Berdasarkan regulasi Pemerintah, lebar daerah terlarang tidak melebihi 500 meter dari titik terluar instalasi lepas pantai. Sementara untuk daerah terbatas lebarnya tidak melebihi 1.250 meter yang dihitung dari titik-titik terluar daerah terlarang.

Dalam siaran resminya, VP Corporate Communication Pertamina, Fadjar Djoko Santoso mengatakan, integritas instalasi Migas tidak hanya dipengaruhi oleh kesesuaian dan pemenuhan terhadap peraturan yang berlaku dan standar, tetapi juga perlu melakukan upaya-upaya mitigasi terkait keamanan dan keselamatan instalasi Migas.

Baca Juga :   Reaktivasi Lapter Ngloram Terganjal Anggaran

“Wilayah operasi Migas Pertamina Group memiliki banyak instalasi berisiko. Sehingga diperlukan tindakan preventif dan pengawasan secara kontinu untuk memastikan keselamatan dan keamanan operasional instalasi Migas,” katanya.

Fadjar menjelaskan, bahwa Percepatan Penetapan DTT ini sebagai upaya Pertamina untuk terus memperkuat HSSE (Health, Safety, Security, and Environment) di wilayah operasinya, tidak hanya untuk keamanan dan keselamatan operasional melainkan juga untuk meningkatkan keamanan pelayaran.

Penetapan DTT meliputi instalasi yang berada di Subholding Refinery & Petrochemical, Subholding Upstream dan Subholding Commercial & Traiding. Hingga pertengahan April 2023 sebanyak 11 rekomendasi DTT telah didapatkan.

“Hal ini berkat sinergi kuat dengan Kementerian Perhubungan, Kementerian ESDM dan Pusat Hidro Oseanografi TNI AL,” ujarnya.

Manajemen Pertamina menyampaikan apresiasi dan penghargaan yang setinggi-tingginya kepada Menteri Perhubungan khususnya Jajaran Direktorat Kenavigasian Ditjen Perhubungan Laut, juga kepada Menteri ESDM khususnya Direktorat Teknik dan Lingkungan Migas Kementerian ESDM, serta Pushidrosal.

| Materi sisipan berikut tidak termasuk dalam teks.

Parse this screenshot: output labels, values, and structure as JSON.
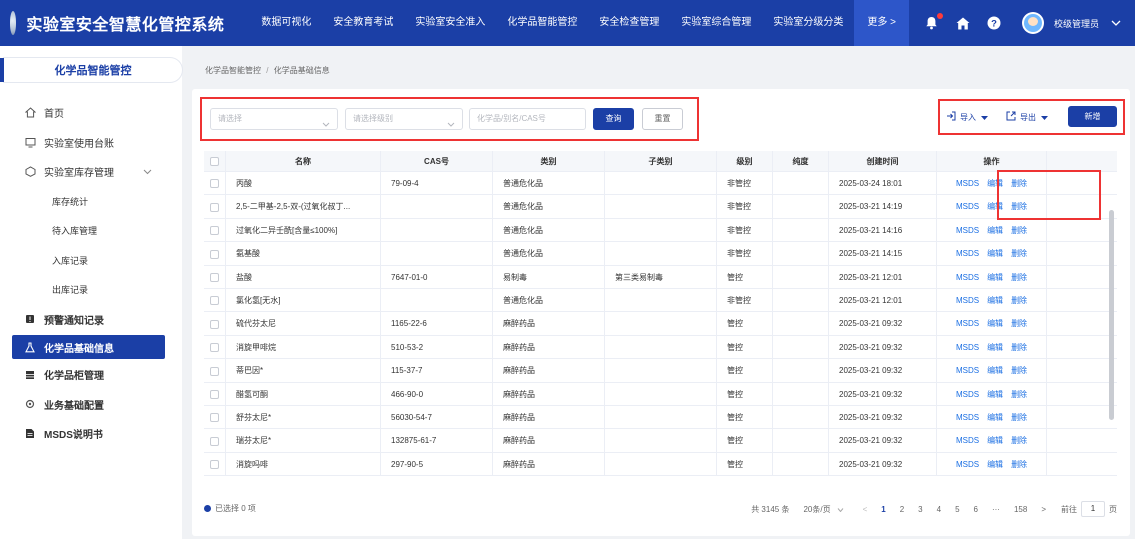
{
  "app": {
    "title": "实验室安全智慧化管控系统"
  },
  "nav": [
    "数据可视化",
    "安全教育考试",
    "实验室安全准入",
    "化学品智能管控",
    "安全检查管理",
    "实验室综合管理",
    "实验室分级分类"
  ],
  "nav_more": "更多 >",
  "user": {
    "name": "校级管理员"
  },
  "sidebar": {
    "header": "化学品智能管控",
    "items": [
      {
        "label": "首页",
        "icon": "home-icon"
      },
      {
        "label": "实验室使用台账",
        "icon": "monitor-icon"
      },
      {
        "label": "实验室库存管理",
        "icon": "box-icon"
      }
    ],
    "sub_items": [
      "库存统计",
      "待入库管理",
      "入库记录",
      "出库记录"
    ],
    "items2": [
      {
        "label": "预警通知记录",
        "icon": "alert-icon"
      },
      {
        "label": "化学品基础信息",
        "icon": "flask-icon"
      },
      {
        "label": "化学品柜管理",
        "icon": "cabinet-icon"
      },
      {
        "label": "业务基础配置",
        "icon": "gear-icon"
      },
      {
        "label": "MSDS说明书",
        "icon": "document-icon"
      }
    ]
  },
  "breadcrumb": {
    "parent": "化学品智能管控",
    "sep": "/",
    "current": "化学品基础信息"
  },
  "filters": {
    "select1_placeholder": "请选择",
    "select2_placeholder": "请选择级别",
    "search_placeholder": "化学品/别名/CAS号",
    "query_label": "查询",
    "reset_label": "重置"
  },
  "actions": {
    "import_label": "导入",
    "export_label": "导出",
    "add_label": "新增"
  },
  "table": {
    "columns": [
      "名称",
      "CAS号",
      "类别",
      "子类别",
      "级别",
      "纯度",
      "创建时间",
      "操作"
    ],
    "op_labels": [
      "MSDS",
      "编辑",
      "删除"
    ],
    "rows": [
      {
        "name": "丙酸",
        "cas": "79-09-4",
        "category": "普通危化品",
        "subcategory": "",
        "level": "非管控",
        "purity": "",
        "created": "2025-03-24 18:01"
      },
      {
        "name": "2,5-二甲基-2,5-双-(过氧化叔丁...",
        "cas": "",
        "category": "普通危化品",
        "subcategory": "",
        "level": "非管控",
        "purity": "",
        "created": "2025-03-21 14:19"
      },
      {
        "name": "过氧化二异壬酰[含量≤100%]",
        "cas": "",
        "category": "普通危化品",
        "subcategory": "",
        "level": "非管控",
        "purity": "",
        "created": "2025-03-21 14:16"
      },
      {
        "name": "氨基酸",
        "cas": "",
        "category": "普通危化品",
        "subcategory": "",
        "level": "非管控",
        "purity": "",
        "created": "2025-03-21 14:15"
      },
      {
        "name": "盐酸",
        "cas": "7647-01-0",
        "category": "易制毒",
        "subcategory": "第三类易制毒",
        "level": "管控",
        "purity": "",
        "created": "2025-03-21 12:01"
      },
      {
        "name": "氯化氢[无水]",
        "cas": "",
        "category": "普通危化品",
        "subcategory": "",
        "level": "非管控",
        "purity": "",
        "created": "2025-03-21 12:01"
      },
      {
        "name": "硫代芬太尼",
        "cas": "1165-22-6",
        "category": "麻醉药品",
        "subcategory": "",
        "level": "管控",
        "purity": "",
        "created": "2025-03-21 09:32"
      },
      {
        "name": "消旋甲啡烷",
        "cas": "510-53-2",
        "category": "麻醉药品",
        "subcategory": "",
        "level": "管控",
        "purity": "",
        "created": "2025-03-21 09:32"
      },
      {
        "name": "蒂巴因*",
        "cas": "115-37-7",
        "category": "麻醉药品",
        "subcategory": "",
        "level": "管控",
        "purity": "",
        "created": "2025-03-21 09:32"
      },
      {
        "name": "醋氢可酮",
        "cas": "466-90-0",
        "category": "麻醉药品",
        "subcategory": "",
        "level": "管控",
        "purity": "",
        "created": "2025-03-21 09:32"
      },
      {
        "name": "舒芬太尼*",
        "cas": "56030-54-7",
        "category": "麻醉药品",
        "subcategory": "",
        "level": "管控",
        "purity": "",
        "created": "2025-03-21 09:32"
      },
      {
        "name": "瑞芬太尼*",
        "cas": "132875-61-7",
        "category": "麻醉药品",
        "subcategory": "",
        "level": "管控",
        "purity": "",
        "created": "2025-03-21 09:32"
      },
      {
        "name": "消旋吗啡",
        "cas": "297-90-5",
        "category": "麻醉药品",
        "subcategory": "",
        "level": "管控",
        "purity": "",
        "created": "2025-03-21 09:32"
      }
    ]
  },
  "footer": {
    "selected": "已选择 0 项",
    "total": "共 3145 条",
    "page_size": "20条/页",
    "pages": [
      "1",
      "2",
      "3",
      "4",
      "5",
      "6"
    ],
    "ellipsis": "···",
    "last_page": "158",
    "goto_label": "前往",
    "goto_value": "1",
    "page_unit": "页"
  },
  "colors": {
    "primary": "#1b3fa6",
    "highlight": "#e33333",
    "link": "#1b6fe3"
  }
}
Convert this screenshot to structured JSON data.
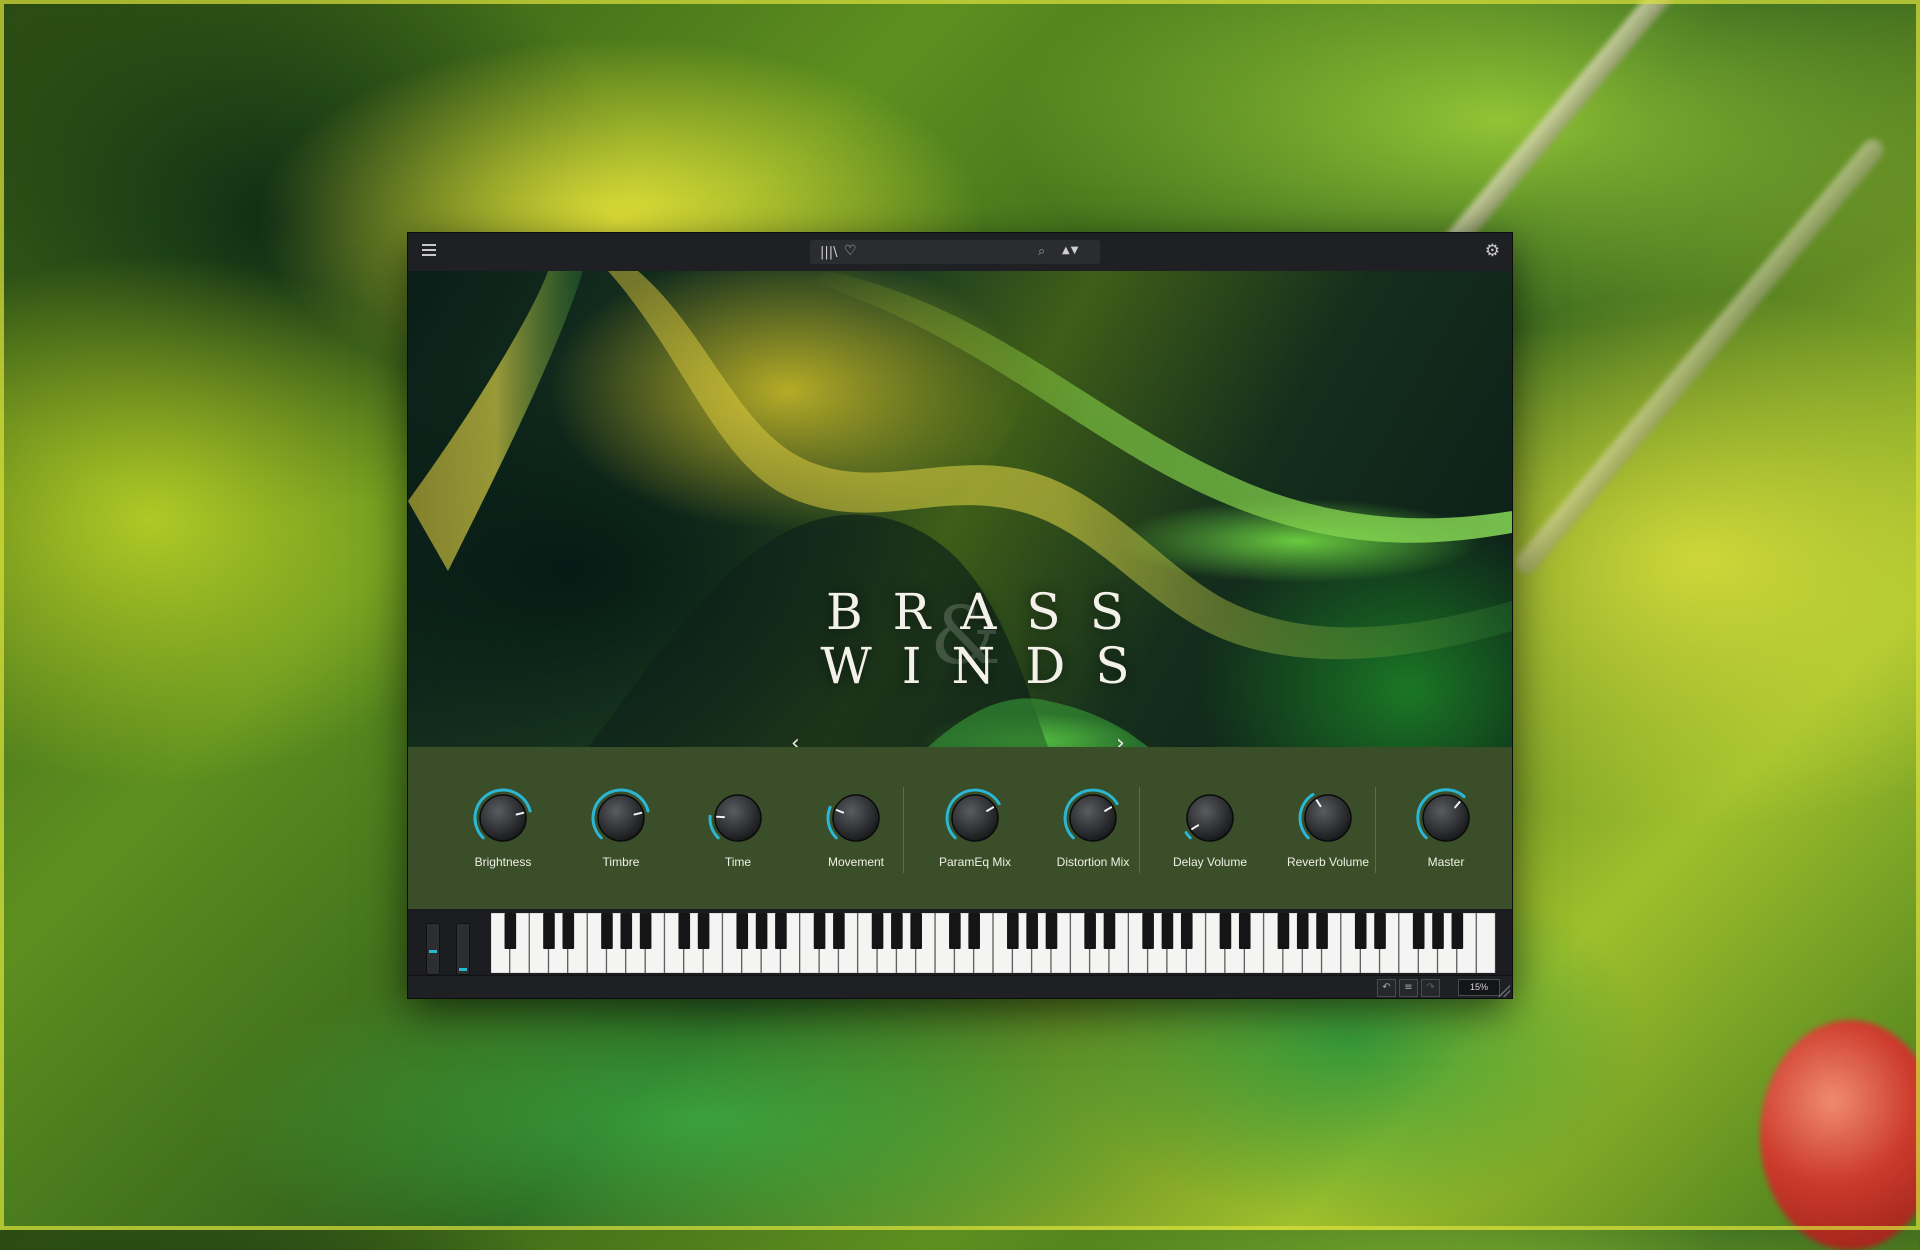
{
  "window": {
    "title_line_1": "BRASS",
    "title_line_2": "WINDS",
    "ampersand": "&"
  },
  "topbar": {
    "menu_icon": "hamburger-menu-icon",
    "library_icon": "library-icon",
    "favorite_icon": "heart-icon",
    "preset_name": "",
    "search_icon": "search-icon",
    "nav_arrows": "▲▼",
    "settings_icon": "gear-icon"
  },
  "artwork_nav": {
    "prev": "‹",
    "next": "›"
  },
  "knobs": [
    {
      "label": "Brightness",
      "value": 0.78
    },
    {
      "label": "Timbre",
      "value": 0.78
    },
    {
      "label": "Time",
      "value": 0.18
    },
    {
      "label": "Movement",
      "value": 0.25
    },
    {
      "label": "ParamEq Mix",
      "value": 0.72
    },
    {
      "label": "Distortion Mix",
      "value": 0.72
    },
    {
      "label": "Delay Volume",
      "value": 0.05
    },
    {
      "label": "Reverb Volume",
      "value": 0.38
    },
    {
      "label": "Master",
      "value": 0.65
    }
  ],
  "wheels": {
    "pitch_value": 0.45,
    "mod_value": 0.05
  },
  "keyboard": {
    "white_keys": 52
  },
  "statusbar": {
    "undo_icon": "undo-icon",
    "history_icon": "history-list-icon",
    "redo_icon": "redo-icon",
    "cpu": "15%"
  },
  "colors": {
    "accent": "#2ab7d6",
    "panel": "#3c522a",
    "chrome": "#1f2023"
  }
}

Direktorat Kenavigasian Ditjen Hubla dan Direktorat Teknik dan Lingkungan Migas Ditjen Migas secara kontinu dan konsisten bertindak sebagai akselerator, memimpin, mengawal dan bersinergi dengan Pertamina Group serta regulator lainnya dalam melaksanakan percepatan rekomendasi DTT hingga memberikan hasil terbaik guna mencapai target percepatan yang telah disepakati bersama antara Kementerian Perhubungan, Kementerian ESDM dan Pusat Hidro Oseanografi TNI AL.

Baca Juga :   Subholding Upstream Pertamina Catatkan Optimasi Biaya 98,3 Juta USD

Sementara Direktur Kenavigasian, Capt. Budi Mantoro menyatakan, bahwa Penetapan Daerah Terlarang Terbatas sangat penting untuk menjaga kelancaran operasi serta meningkatkan keselamatan dan keamanan transportasi laut di perairan Indonesia.

“Dengan adanya DTT, dapat ditentukan wilayah yang terdapat batasan operasional kapal, sehingga dapat mencegah terjadinya kecelakaan kapal. Kami juga mengapresiasi Pertamina Group yang selalu memberikan kontribusi yang baik dalam penyusunan rekomendasi yang akurat dan valid,” katanya.

“Kami juga mendorong agar DTT yang ditetapkan dapat dilengkapi dengan Sarana Bantu Navigasi Pelayaran (SBNP) yang memenuhi ketentuan serta didukung oleh operator yang memenuhi kualifikasi internasional,” ujar Capt. Budi.

Sedangkan Direktur Teknik dan Lingkungan Migas Kementerian ESDM, Mirza Mahendra, turut memberi dukungan penuh dengan memimpin langsung dan inisiatif strategi percepatan penyelesaian DTT Pertamina.

“Harapannya semua sarana dan fasilitas lepas pantai yang dioperasikan Pertamina Group akan tuntas pada Juni tahun ini,” ujar Mirza.

Penetapan DTT instalasi Pertamina di pertengahan tahun 2023 sebagai bentuk nyata Pertamina dalam meningkatkan keamanan safety dari instalasi di perairan. Hal ini penting demi menjamin kelancaran operasional yang berkontribusi langsung pada jaminan suplai energi untuk masyarakat.(sam)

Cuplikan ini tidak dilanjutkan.